To solve for (b), we can use the equation for the potential energy of a spring, PE = 1/2kx^2, where k is the spring constant and x is the displacement of the spring. We know that the spring is compressed by 3.6 cm, so we can solve for the spring constant using the given force of 210 N. Once we have the spring constant, we can use the equation for kinetic energy to solve for the velocity of the block just as it touches the spring.

In summary, to solve this problem as a scientist, we would use the principles of conservation of energy and the equations for potential energy and kinetic energy to solve for the distance traveled by the block and its velocity just as it touches the spring.
 

1. What is the purpose of studying a block hitting a spring down an incline?

The purpose of studying this phenomenon is to understand the principles of energy conservation and the behavior of objects on an inclined surface. It also allows scientists to explore the relationship between potential and kinetic energy.

2. How does the angle of the incline affect the block's motion?

The angle of the incline affects the block's motion by changing the amount of potential energy it has. A steeper incline will result in a greater potential energy, while a lower incline will result in a lower potential energy. This affects the block's speed and acceleration as it moves down the incline.

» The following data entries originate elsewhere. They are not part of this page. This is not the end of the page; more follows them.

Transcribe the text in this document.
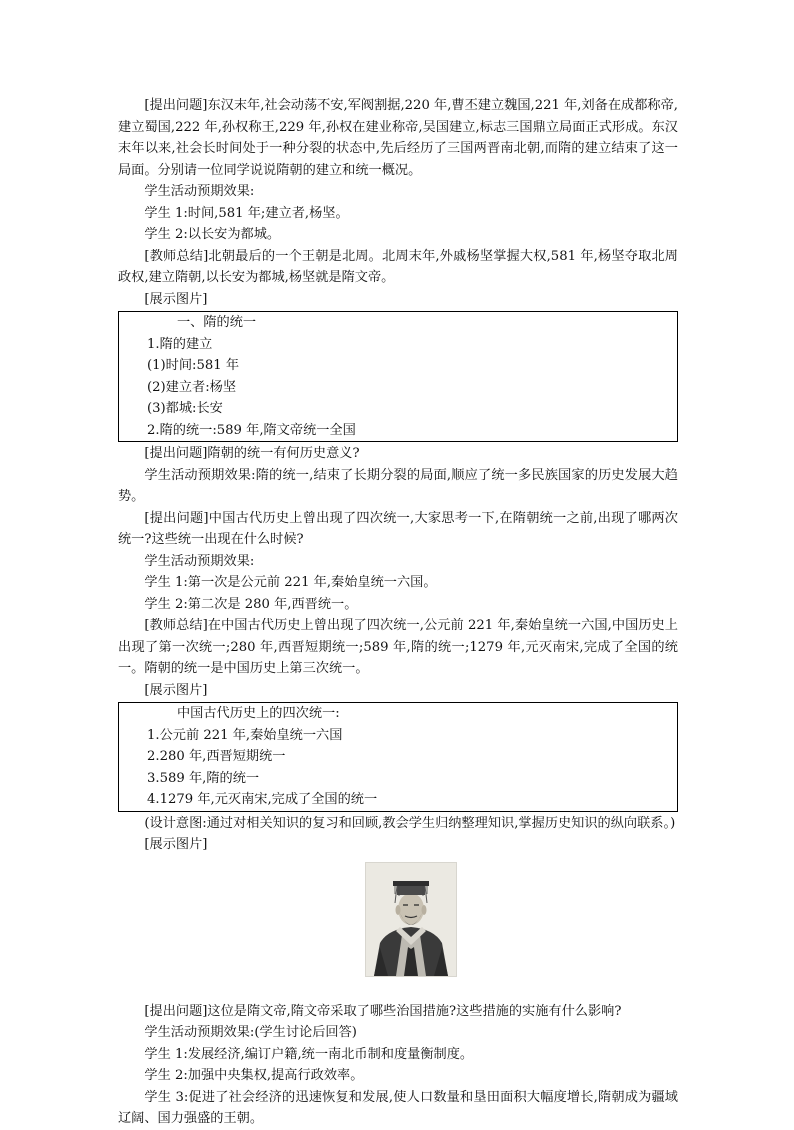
[提出问题]东汉末年,社会动荡不安,军阀割据,220 年,曹丕建立魏国,221 年,刘备在成都称帝,建立蜀国,222 年,孙权称王,229 年,孙权在建业称帝,吴国建立,标志三国鼎立局面正式形成。东汉末年以来,社会长时间处于一种分裂的状态中,先后经历了三国两晋南北朝,而隋的建立结束了这一局面。分别请一位同学说说隋朝的建立和统一概况。

学生活动预期效果:

学生 1:时间,581 年;建立者,杨坚。

学生 2:以长安为都城。

[教师总结]北朝最后的一个王朝是北周。北周末年,外戚杨坚掌握大权,581 年,杨坚夺取北周政权,建立隋朝,以长安为都城,杨坚就是隋文帝。

[展示图片]

一、隋的统一
1.隋的建立
(1)时间:581 年
(2)建立者:杨坚
(3)都城:长安
2.隋的统一:589 年,隋文帝统一全国

[提出问题]隋朝的统一有何历史意义?

学生活动预期效果:隋的统一,结束了长期分裂的局面,顺应了统一多民族国家的历史发展大趋势。

[提出问题]中国古代历史上曾出现了四次统一,大家思考一下,在隋朝统一之前,出现了哪两次统一?这些统一出现在什么时候?

学生活动预期效果:

学生 1:第一次是公元前 221 年,秦始皇统一六国。

学生 2:第二次是 280 年,西晋统一。

[教师总结]在中国古代历史上曾出现了四次统一,公元前 221 年,秦始皇统一六国,中国历史上出现了第一次统一;280 年,西晋短期统一;589 年,隋的统一;1279 年,元灭南宋,完成了全国的统一。隋朝的统一是中国历史上第三次统一。

[展示图片]

中国古代历史上的四次统一:
1.公元前 221 年,秦始皇统一六国
2.280 年,西晋短期统一
3.589 年,隋的统一
4.1279 年,元灭南宋,完成了全国的统一

(设计意图:通过对相关知识的复习和回顾,教会学生归纳整理知识,掌握历史知识的纵向联系。)

[展示图片]

[提出问题]这位是隋文帝,隋文帝采取了哪些治国措施?这些措施的实施有什么影响?

学生活动预期效果:(学生讨论后回答)

学生 1:发展经济,编订户籍,统一南北币制和度量衡制度。

学生 2:加强中央集权,提高行政效率。

学生 3:促进了社会经济的迅速恢复和发展,使人口数量和垦田面积大幅度增长,隋朝成为疆域辽阔、国力强盛的王朝。
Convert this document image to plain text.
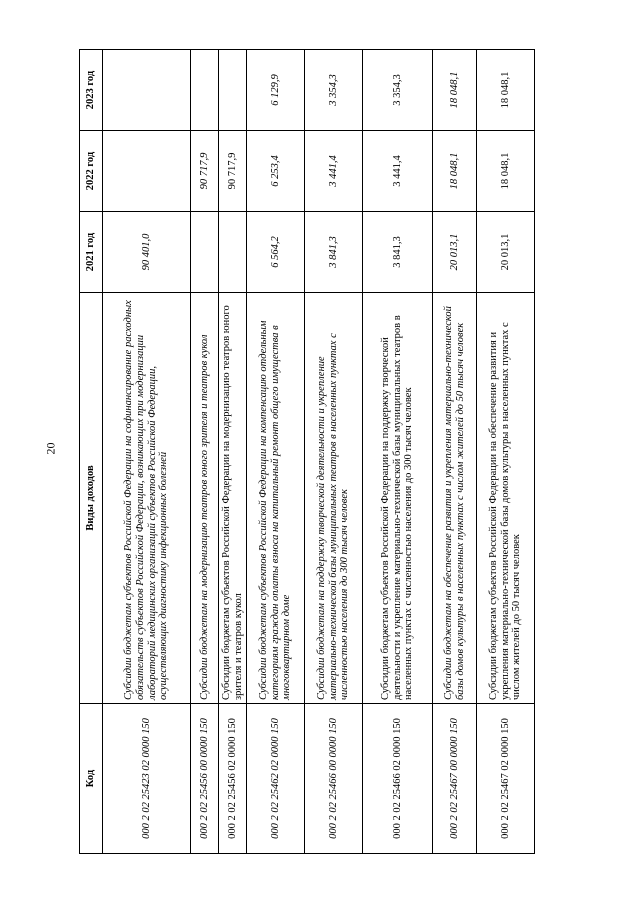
20
Код	Виды доходов	2021 год	2022 год	2023 год
000 2 02 25423 02 0000 150	Субсидии бюджетам субъектов Российской Федерации на софинансирование расходных обязательств субъектов Российской Федерации, возникающих при модернизации лабораторий медицинских организаций субъектов Российской Федерации, осуществляющих диагностику инфекционных болезней	90 401,0		
000 2 02 25456 00 0000 150	Субсидии бюджетам на модернизацию театров юного зрителя и театров кукол		90 717,9	
000 2 02 25456 02 0000 150	Субсидии бюджетам субъектов Российской Федерации на модернизацию театров юного зрителя и театров кукол		90 717,9	
000 2 02 25462 02 0000 150	Субсидии бюджетам субъектов Российской Федерации на компенсацию отдельным категориям граждан оплаты взноса на капитальный ремонт общего имущества в многоквартирном доме	6 564,2	6 253,4	6 129,9
000 2 02 25466 00 0000 150	Субсидии бюджетам на поддержку творческой деятельности и укрепление материально-технической базы муниципальных театров в населенных пунктах с численностью населения до 300 тысяч человек	3 841,3	3 441,4	3 354,3
000 2 02 25466 02 0000 150	Субсидии бюджетам субъектов Российской Федерации на поддержку творческой деятельности и укрепление материально-технической базы муниципальных театров в населенных пунктах с численностью населения до 300 тысяч человек	3 841,3	3 441,4	3 354,3
000 2 02 25467 00 0000 150	Субсидии бюджетам на обеспечение развития и укрепления материально-технической базы домов культуры в населенных пунктах с числом жителей до 50 тысяч человек	20 013,1	18 048,1	18 048,1
000 2 02 25467 02 0000 150	Субсидии бюджетам субъектов Российской Федерации на обеспечение развития и укрепления материально-технической базы домов культуры в населенных пунктах с числом жителей до 50 тысяч человек	20 013,1	18 048,1	18 048,1
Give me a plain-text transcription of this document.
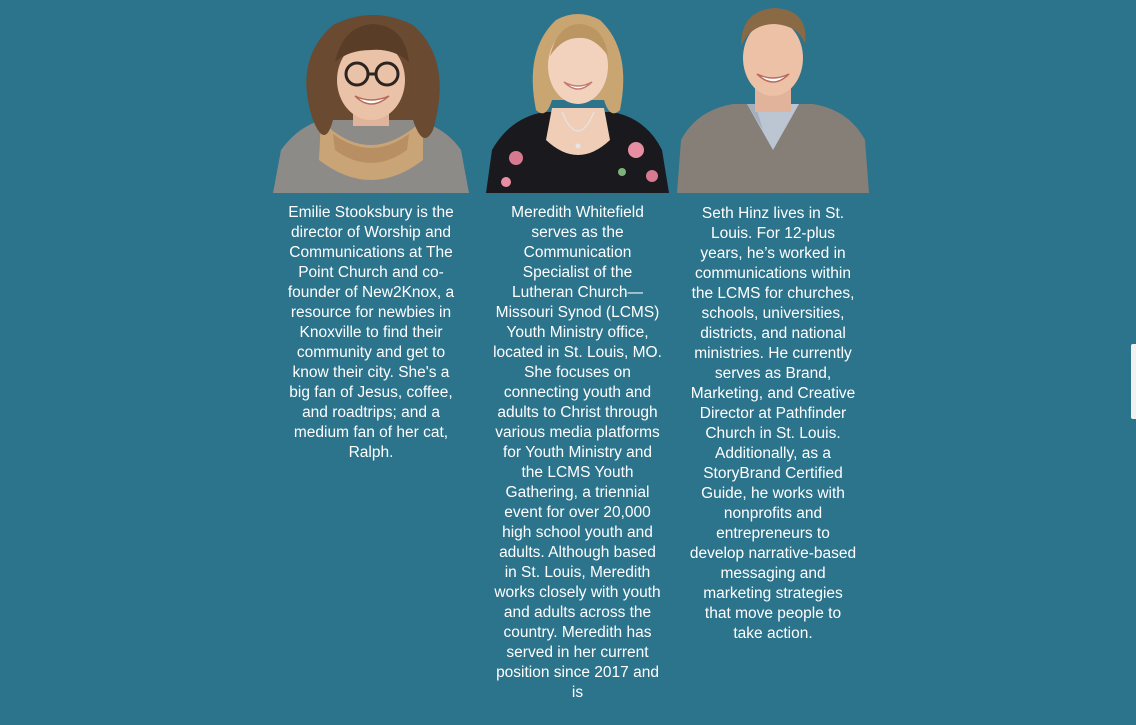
Emilie Stooksbury is the director of Worship and Communications at The Point Church and co-founder of New2Knox, a resource for newbies in Knoxville to find their community and get to know their city. She's a big fan of Jesus, coffee, and roadtrips; and a medium fan of her cat, Ralph.
Meredith Whitefield serves as the Communication Specialist of the Lutheran Church—Missouri Synod (LCMS) Youth Ministry office, located in St. Louis, MO. She focuses on connecting youth and adults to Christ through various media platforms for Youth Ministry and the LCMS Youth Gathering, a triennial event for over 20,000 high school youth and adults. Although based in St. Louis, Meredith works closely with youth and adults across the country. Meredith has served in her current position since 2017 and is
Seth Hinz lives in St. Louis. For 12-plus years, he’s worked in communications within the LCMS for churches, schools, universities, districts, and national ministries. He currently serves as Brand, Marketing, and Creative Director at Pathfinder Church in St. Louis. Additionally, as a StoryBrand Certified Guide, he works with nonprofits and entrepreneurs to develop narrative-based messaging and marketing strategies that move people to take action.
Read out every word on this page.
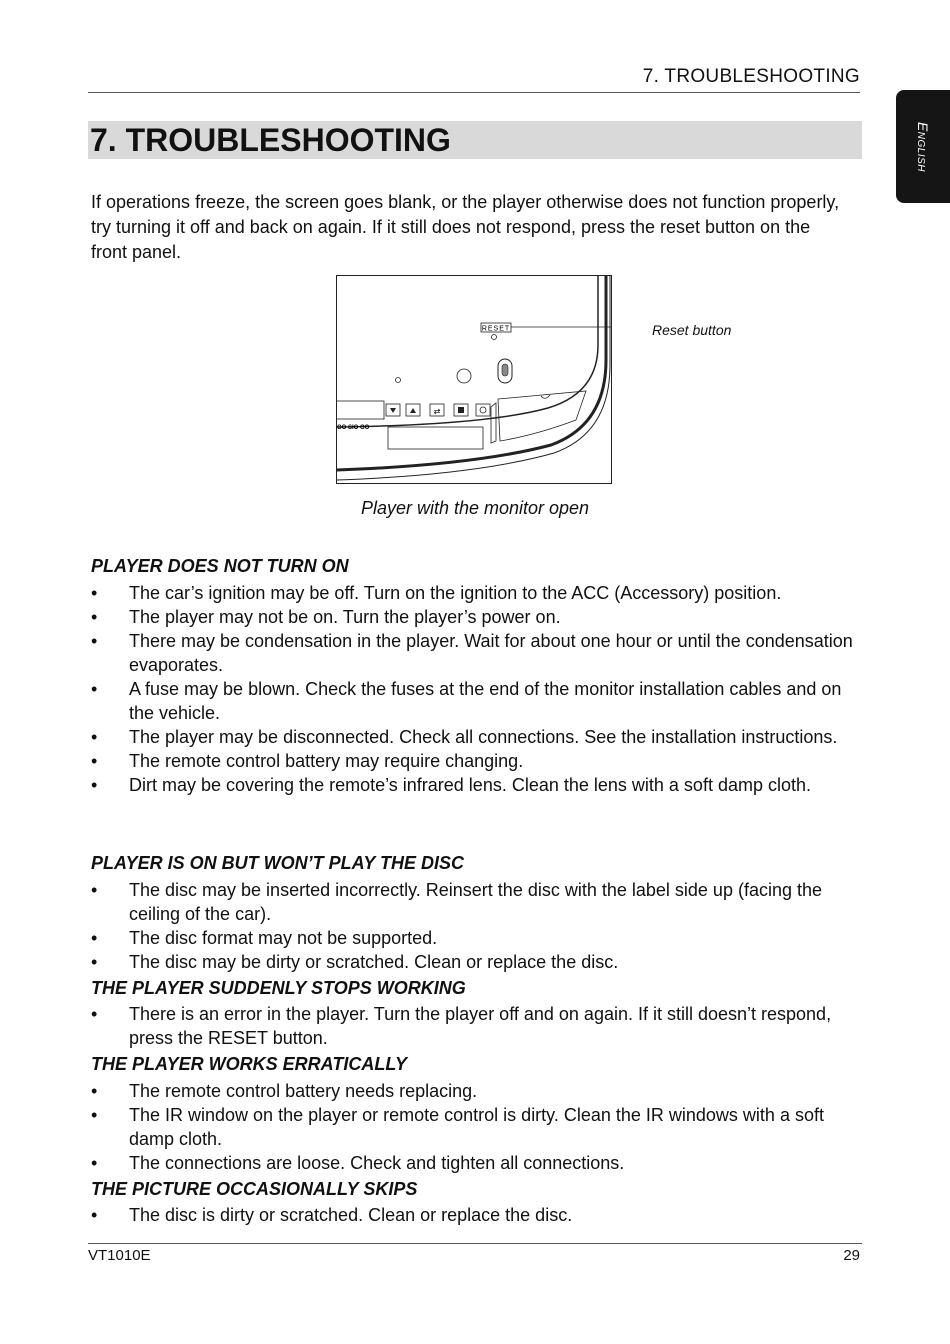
7. TROUBLESHOOTING
English
7. TROUBLESHOOTING

If operations freeze, the screen goes blank, or the player otherwise does not function properly, try turning it off and back on again. If it still does not respond, press the reset button on the front panel.

RESET
OO SIO OO
⇄
Reset button
Player with the monitor open
PLAYER DOES NOT TURN ON
• The car’s ignition may be off. Turn on the ignition to the ACC (Accessory) position.
• The player may not be on. Turn the player’s power on.
• There may be condensation in the player. Wait for about one hour or until the condensation evaporates.
• A fuse may be blown. Check the fuses at the end of the monitor installation cables and on the vehicle.
• The player may be disconnected. Check all connections. See the installation instructions.
• The remote control battery may require changing.
• Dirt may be covering the remote’s infrared lens. Clean the lens with a soft damp cloth.
PLAYER IS ON BUT WON’T PLAY THE DISC
• The disc may be inserted incorrectly. Reinsert the disc with the label side up (facing the ceiling of the car).
• The disc format may not be supported.
• The disc may be dirty or scratched. Clean or replace the disc.
THE PLAYER SUDDENLY STOPS WORKING
• There is an error in the player. Turn the player off and on again. If it still doesn’t respond, press the RESET button.
THE PLAYER WORKS ERRATICALLY
• The remote control battery needs replacing.
• The IR window on the player or remote control is dirty. Clean the IR windows with a soft damp cloth.
• The connections are loose. Check and tighten all connections.
THE PICTURE OCCASIONALLY SKIPS
• The disc is dirty or scratched. Clean or replace the disc.
VT1010E	29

3. What is the role of the spring in this experiment?

The spring serves as a mechanism for storing and releasing potential energy. As the block hits the spring, it compresses and stores potential energy. When the spring expands, it releases this energy, causing the block to bounce back up the incline.

4. How does the mass of the block affect its motion?

The mass of the block affects its motion by changing the amount of kinetic energy it has. A heavier block will have more kinetic energy and therefore a higher velocity as it moves down the incline. However, the mass does not affect the relationship between potential and kinetic energy.

5. What factors can affect the accuracy of this experiment?

Some factors that can affect the accuracy of this experiment include air resistance, friction on the incline, and the elasticity of the spring. These factors can influence the amount of energy transferred and the final position of the block at the bottom of the incline.